122. The method of claim 121, wherein the cancer is selected from the group consisting of epithelial cancers, lymphomas, blastomas, sarcomas, leukemias or lymphoblastic malignancies, including acute myelogenous leukemia, squamous cell carcinoma, epithelial squamous cell carcinoma, lung cancer, including small cell lung cancer, non-small cell lung cancer, lung adenocarcinoma and lung squamous carcinoma, peritoneal cancer, hepatocellular carcinoma, gastric or gastric cancer, including gastrointestinal cancer, pancreatic cancer, glioblastoma, cervical cancer, ovarian cancer, liver cancer, bladder cancer, hepatoma, breast cancer, colon cancer, rectal cancer, colorectal cancer, endometrial or uterine cancer, salivary gland cancer, kidney or renal cancer, prostate cancer, vulval cancer, thyroid cancer, hepatic carcinoma, anal carcinoma, penile carcinoma, and head and neck cancer.
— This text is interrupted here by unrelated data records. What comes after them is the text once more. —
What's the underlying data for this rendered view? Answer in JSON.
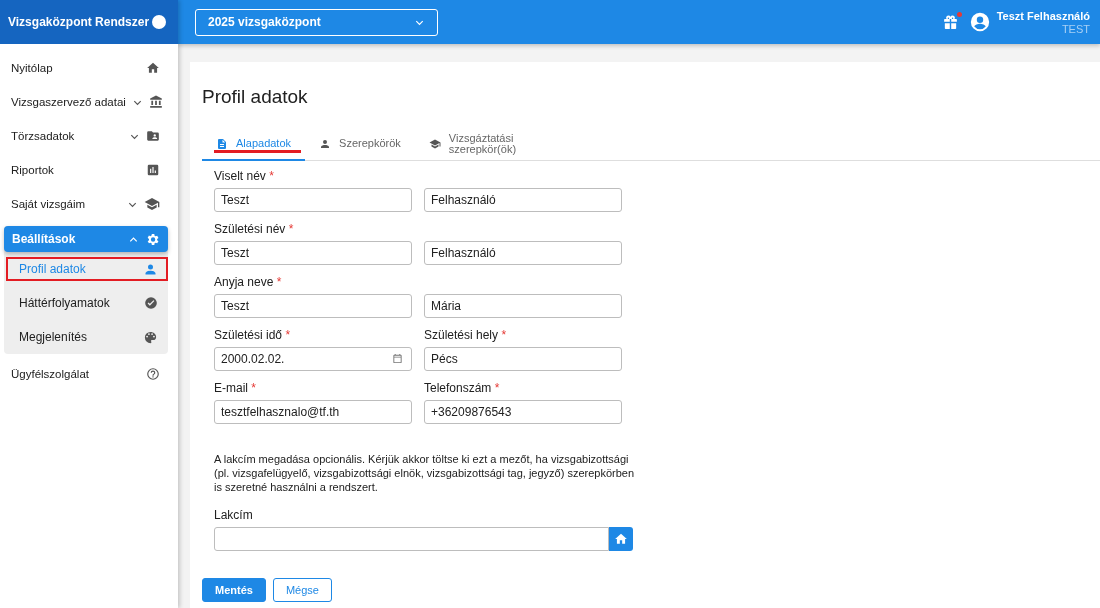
{
  "app_title": "Vizsgaközpont Rendszer",
  "exam_center_select": {
    "value": "2025 vizsgaközpont"
  },
  "notifications": {
    "unread": true
  },
  "user": {
    "name": "Teszt Felhasználó",
    "role": "TEST"
  },
  "sidebar": {
    "items": [
      {
        "label": "Nyitólap",
        "selected": false
      },
      {
        "label": "Vizsgaszervező adatai",
        "selected": false,
        "expanded": false
      },
      {
        "label": "Törzsadatok",
        "selected": false,
        "expanded": false
      },
      {
        "label": "Riportok",
        "selected": false
      },
      {
        "label": "Saját vizsgáim",
        "selected": false,
        "expanded": false
      },
      {
        "label": "Beállítások",
        "selected": true,
        "expanded": true,
        "children": [
          {
            "label": "Profil adatok",
            "selected": true,
            "highlighted": true
          },
          {
            "label": "Háttérfolyamatok",
            "selected": false,
            "highlighted": false
          },
          {
            "label": "Megjelenítés",
            "selected": false,
            "highlighted": false
          }
        ]
      },
      {
        "label": "Ügyfélszolgálat",
        "selected": false
      }
    ]
  },
  "page_title": "Profil adatok",
  "tabs": [
    {
      "label": "Alapadatok",
      "selected": true,
      "highlighted": true
    },
    {
      "label": "Szerepkörök",
      "selected": false,
      "highlighted": false
    },
    {
      "label": "Vizsgáztatási szerepkör(ök)",
      "selected": false,
      "highlighted": false
    }
  ],
  "form": {
    "rows": [
      {
        "fields": [
          {
            "label": "Viselt név",
            "required_mark": "*",
            "value": "Teszt",
            "kind": "text"
          },
          {
            "value": "Felhasználó",
            "kind": "text"
          }
        ]
      },
      {
        "fields": [
          {
            "label": "Születési név",
            "required_mark": "*",
            "value": "Teszt",
            "kind": "text"
          },
          {
            "value": "Felhasználó",
            "kind": "text"
          }
        ]
      },
      {
        "fields": [
          {
            "label": "Anyja neve",
            "required_mark": "*",
            "value": "Teszt",
            "kind": "text"
          },
          {
            "value": "Mária",
            "kind": "text"
          }
        ]
      },
      {
        "fields": [
          {
            "label": "Születési idő",
            "required_mark": "*",
            "value": "2000.02.02.",
            "kind": "date"
          },
          {
            "label": "Születési hely",
            "required_mark": "*",
            "value": "Pécs",
            "kind": "text"
          }
        ]
      },
      {
        "fields": [
          {
            "label": "E-mail",
            "required_mark": "*",
            "value": "tesztfelhasznalo@tf.th",
            "kind": "text"
          },
          {
            "label": "Telefonszám",
            "required_mark": "*",
            "value": "+36209876543",
            "kind": "text"
          }
        ]
      }
    ],
    "note": "A lakcím megadása opcionális. Kérjük akkor töltse ki ezt a mezőt, ha vizsgabizottsági (pl. vizsgafelügyelő, vizsgabizottsági elnök, vizsgabizottsági tag, jegyző) szerepkörben is szeretné használni a rendszert.",
    "address": {
      "label": "Lakcím"
    }
  },
  "buttons": [
    {
      "label": "Mentés",
      "kind": "primary"
    },
    {
      "label": "Mégse",
      "kind": "secondary"
    }
  ]
}
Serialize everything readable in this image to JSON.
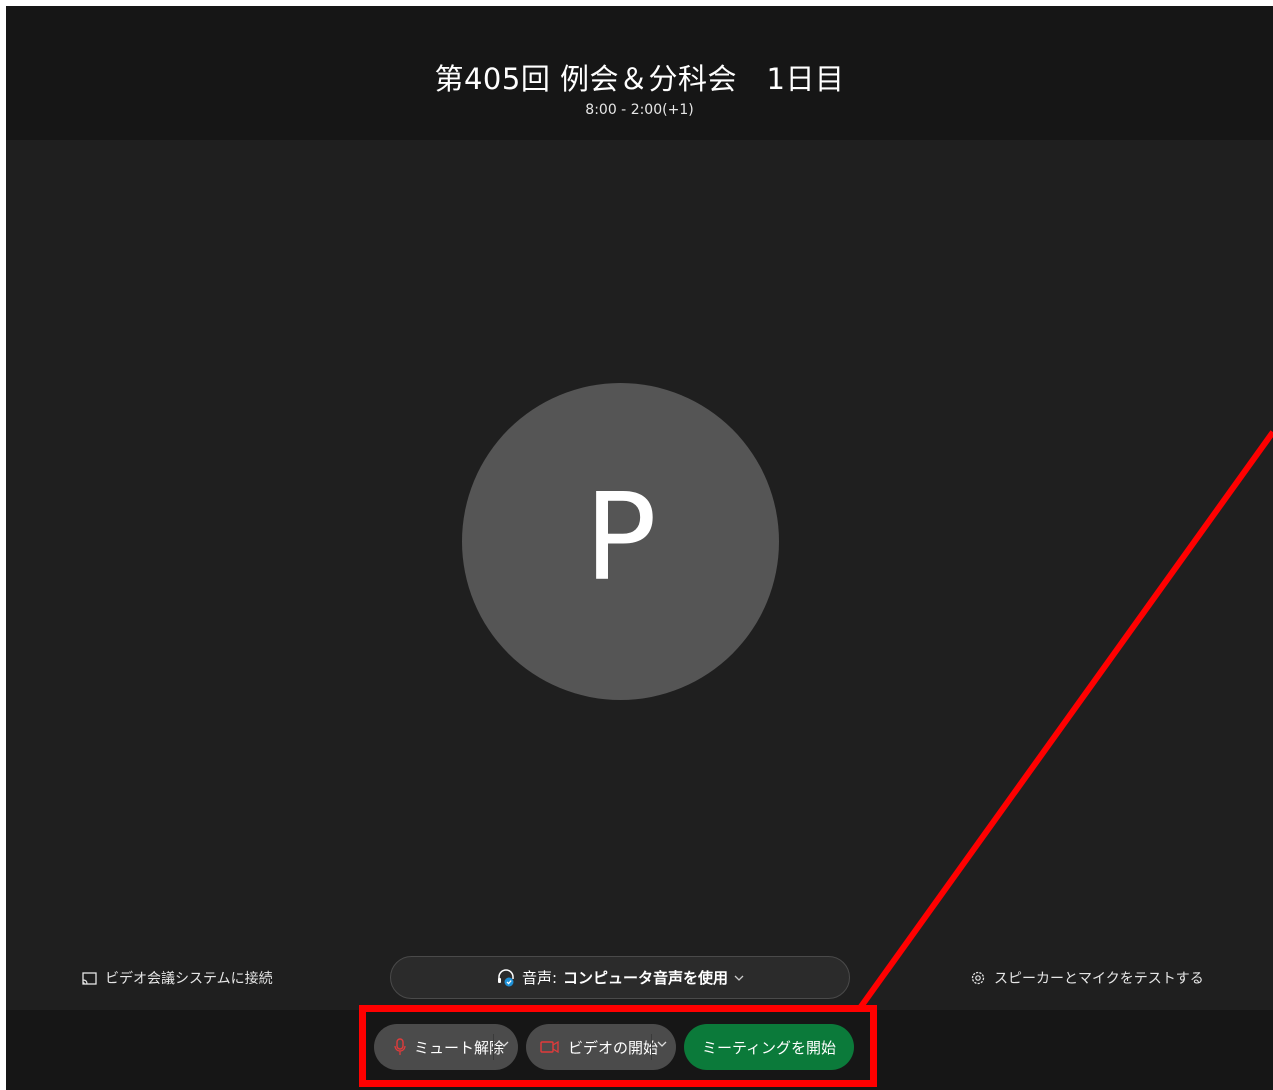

123. The method of claim 121, wherein the cancer is breast cancer or acute myeloid leukemia.

124. The method of claim 121, wherein the cancer has BRD4 dependence.

125. Use of the cereblon degradant antibody conjugate of any one of claims 1 to 98 or the pharmaceutical composition of claim 120 in the manufacture of a medicament for treating cancer in a mammal.

126. The cereblon degradant antibody conjugate of any one of claims 1 to 98 or the pharmaceutical composition of claim 120, for use in a method for treating cancer.